Review: Indigenous People and Environmental Politics, Michael R. Dove


RINGKASAN SERTA PEMAHAMAN AKAN TULISAN

Berbicara mengenai gerakan – gerakan masyarakat di daerah, Dove menyatakan bahwa dahulu gerakan – gerakan tersebut mengedepankan isu ras, etnisitas dan agama. Pada saat ini, menurut Dove, gerakan – gerakan masyarakat daerah tersebut telah menjadi gerakan untuk memperjuangkan hak – hak masyarakat asli (indigeneous people), yang kemudian akan saya sebut sebagai masyarakat suku. Terdapat kesimpangsiuran bahkan ketidaksepakatan atas definisi indigenous people sehingga  dalam tulisannya ini, Dove mengusulkan agar memusatkan perhatian pada pemahaman atau artikulasi atas keaslian (indigeneity). Salah satu pemahaman atas keaslian diungkapkan oleh Kuper dalam tulisan Dove ini dimana indigeneity lebih bermuatan politis daripada tradisi.  Sementara itu Gerard Persoon dalam tulisannya berjudul Isolated Groups or Indigenous Peoples – Indonesia and the International Discourse[1] menuliskan bahwa negara Republik Indonesia mengacuhkan Tahun Masyarakat Asli PBB pada tahun 1993 dengan alasan bahwa pemerintah Republik Indonesia hanya mengakui satu bangsa dan menganggap bahwa seluruh bangsa Indonesia merupakan penduduk asli sementara untuk kelompok – kelompok masyarakat yang “melenceng” dari kebudayaan pada umumnya di Indonesia dianggap sebagai masyarakat terasing (isolated community).
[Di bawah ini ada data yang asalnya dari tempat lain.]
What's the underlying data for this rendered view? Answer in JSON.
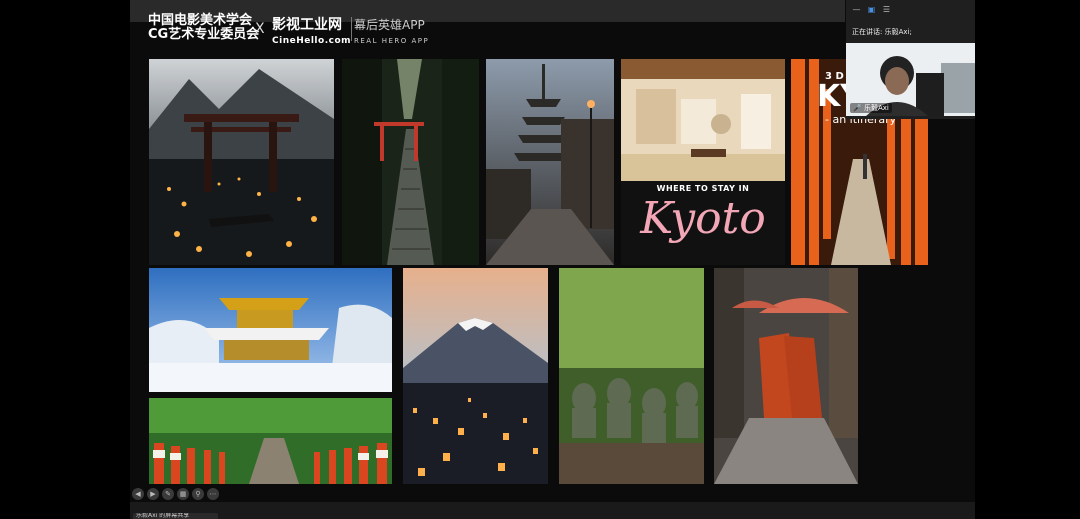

“They were regarded as living isolated from the mainstream of Indonesian social and cultural life …, no consideration was given to using the term Orang Asli (‘original or indigenous people’), as is done in Malaysia, or ‘indigenous tribes’ (inheemsche volksstammen), which was the term used in Dutch colonial documents” (: 287)

Persoon pun akhirnya mengusulkan agar menggunakan istilah masyarakat suku (tribal people) yang dinilainya lebih netral serta dirasa cukup penting dimana pemahaman antropologis dari ‘tribe’ atau ‘tribal’ atau kesukuan mencakup bahasa, agama, kepemimpinan secara politis dan juga kewenangan dalam bidang hukum. Karakteristik dari masyarakat suku ini membawa identitas budayanya dalam berhadapan dengan kelompok etnis yang lebih dominan di tingkat nasional.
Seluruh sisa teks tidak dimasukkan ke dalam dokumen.